対磐田戦(10−08)。

自分たちのフットボール「引きずり込む」と言いますか。


 相手のゲーム・プランを崩し,自分たちのゲーム・プラン(フットボール)へと持ち込んでいく姿勢,と言いますか。どうも,今節はそんな姿勢が薄かったような印象です。あくまで相対論ではありますが,立ち上がりから相手に主導権を握られた状態,「受けている」状態でゲームに入ってしまったのが大きいかな,と感じます。


 まだまだ,「どのような相手」に対しても,自分たちのフットボールを,という段階までにはきてないな,と再認識する試合でありました。磐田戦であります。


 今回は,相手のゲーム・プランを考えてみることからはじめてみます。


 まず。中盤での勝負に真正面から乗らないこと。中盤で組み立てる,という意識でゲームに入れば,セントラル・ミッドフィールド,そしてビルドアップでポジションを下げてくるアタッキングに速いアプローチを受け,比較的高い位置からの攻撃循環をくらってしまうことになる,と。そうならないためには,中盤でのビルドアップはある程度省略,シンプルに「縦」を狙う形を意識させる,と。
 もうひとつ。守備ブロックを極力崩さないこと。相手攻撃ユニットを窮屈な状態に追い込むために,CBとセントラルで組まれるブロックを低めに構えさせ,できるだけ吊り出されないように意識させる。そのために,当然SBの意識も攻撃面ではなくて,守備面方向に振っておく,と。

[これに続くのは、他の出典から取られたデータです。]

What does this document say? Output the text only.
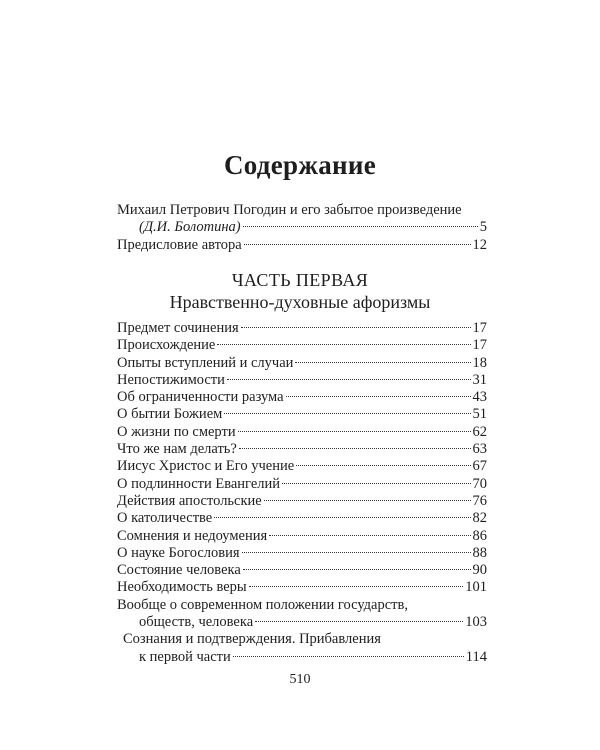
Содержание
Михаил Петрович Погодин и его забытое произведение
(Д.И. Болотина)	5
Предисловие автора	12
ЧАСТЬ ПЕРВАЯ
Нравственно-духовные афоризмы
Предмет сочинения	17
Происхождение	17
Опыты вступлений и случаи	18
Непостижимости	31
Об ограниченности разума	43
О бытии Божием	51
О жизни по смерти	62
Что же нам делать?	63
Иисус Христос и Его учение	67
О подлинности Евангелий	70
Действия апостольские	76
О католичестве	82
Сомнения и недоумения	86
О науке Богословия	88
Состояние человека	90
Необходимость веры	101
Вообще о современном положении государств,
обществ, человека	103
Сознания и подтверждения. Прибавления
к первой части	114
510
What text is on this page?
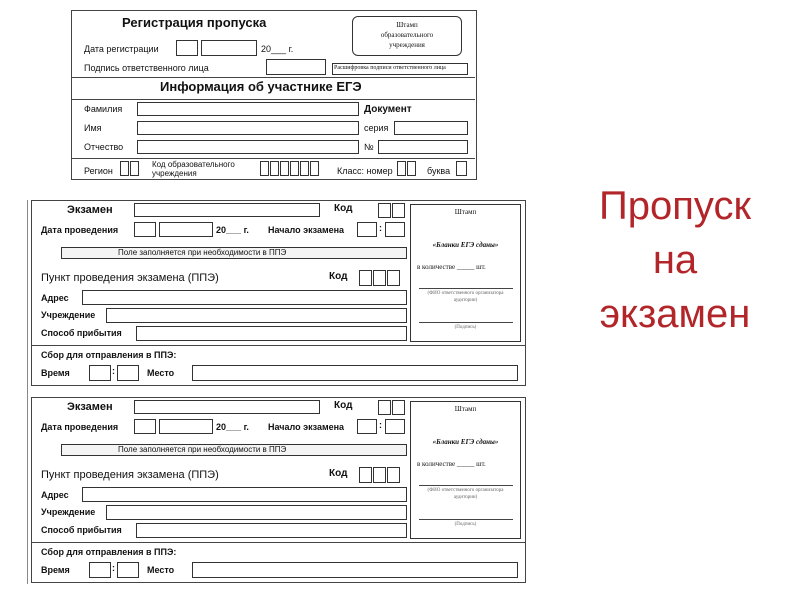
Регистрация пропуска
Дата регистрации	20___ г.
Подпись ответственного лица
Штамп
образовательного
учреждения
Расшифровка подписи ответственного лица
Информация об участнике ЕГЭ
Фамилия
Имя
Отчество
Документ
серия
№
Регион
Код образовательного
учреждения	Класс: номер	буква
Экзамен	Код
Дата проведения	20___ г. Начало экзамена	:
Поле заполняется при необходимости в ППЭ
Пункт проведения экзамена (ППЭ)	Код
Адрес
Учреждение
Способ прибытия
Сбор для отправления в ППЭ:
Время	:	Место
Штамп
«Бланки ЕГЭ сданы»
в количестве _____ шт.
(ФИО ответственного организатора
аудитории)
(Подпись)
Экзамен	Код
Дата проведения	20___ г. Начало экзамена	:
Поле заполняется при необходимости в ППЭ
Пункт проведения экзамена (ППЭ)	Код
Адрес
Учреждение
Способ прибытия
Сбор для отправления в ППЭ:
Время	:	Место
Штамп
«Бланки ЕГЭ сданы»
в количестве _____ шт.
(ФИО ответственного организатора
аудитории)
(Подпись)
Пропуск
на
экзамен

 というような狙いに,無意識的に乗ってしまったな,という印象を持ちます。


 相手の攻撃面は,「縦」への鋭さを徹底的に意識したものでした。前節までは,シンプルな縦をそもそも許さない形になっていましたし,相手も守備意識だけを徹底したゲーム・プランを組んではいなかった。そのために,速攻に入る前段階で,攻撃への速度を減速させることができていましたし,その減速によってチーム・バランスを整える(サイドのスペースが空いているときに,そのスペースを潰すために,チームをスライドさせる)だけの時間を持つことができました。しかし今節にあっては,「スライドさせる時間を与えない」ことを意識して,深めのエリアにロングレンジ・パスを繰り出す,という方法論を持ってきた。失点時もチーム・バランスが傾いてしまい,反対側のスペースへの対応が完全に出遅れる形になっていましたし,ゴールを奪われる,とまでは行きませんでしたが,同じような形でゴール・マウスを脅かされる,という局面をつくられていました。


 であれば,攻撃面での“アイディア”が求められることになりましょう。


 2トップ,というよりも,1トップ的な時間帯が長い。そのときに,1トップを徹底してサンドする,という意識を持った相手に対して,どのような応用を効かすのか,が求められてくるように思います。縦方向のギャップを意識するのであれば,横方向での距離感を縮めていくことも求められるでしょう。単純にリターンを受け取りながら縦に,という仕掛けがあってもいいし,相手守備ブロックに隙間を作り出すためのフリー・ランを仕掛ける,という時間帯があってもよかったな,と。今節の攻撃はどこか,リズム・チェンジが機能しなくて,ボックス近くまでの攻撃がほぼ同じビートで刻まれてしまっているように感じられました。ビートが同じになってしまうと,守備応対についてのリズムを崩す必要もなくなるわけですから,守りやすいリズムをつくってあげている,という形にもなってしまいます。
 攻撃のギアを,どの段階で加速方向へと入れ替えるか,という見方もできますし,同じリズムでボックスに近付く,と見せておいて,積極的にシュートを打ちにいく,という形でもいい。自分たちのフットボールではないリズムでゲームが進んでしまっているときに,ちょっとだけ「志向するフットボール」とは違うアクセントを付けることで,自分たちのフットボールへと引き込むきっかけをつかむ。そんなワンクッションが,今節にあってはなかなかつくり出せなかったかな,と感じます。


 ・・・必ずしも,ネガティブな印象「だけ」で支配されたゲーム,だとは思いません。少なくとも,チャンスはあったわけですから,「勝ち点3」の可能性を残してもいたゲーム,と見るのがフェアでしょう。それだけに,ある側面では“NOT OUR DAY”という言葉で今節を説明することも不可能ではない。ポスト,あるいはクロスバーへの説明は,これ以外にできない,ということもあります。ただ同時に,チームがさらなる上積みをするためには,しっかりとした対策をする必要がある戦術課題を明確にしてもらった,と見ることもできます。
 「勝ち点3」と引き換えにしたレッスンなのですから,「勝ち点3」以上の戦術的な上積みを,と強く望みたいところです。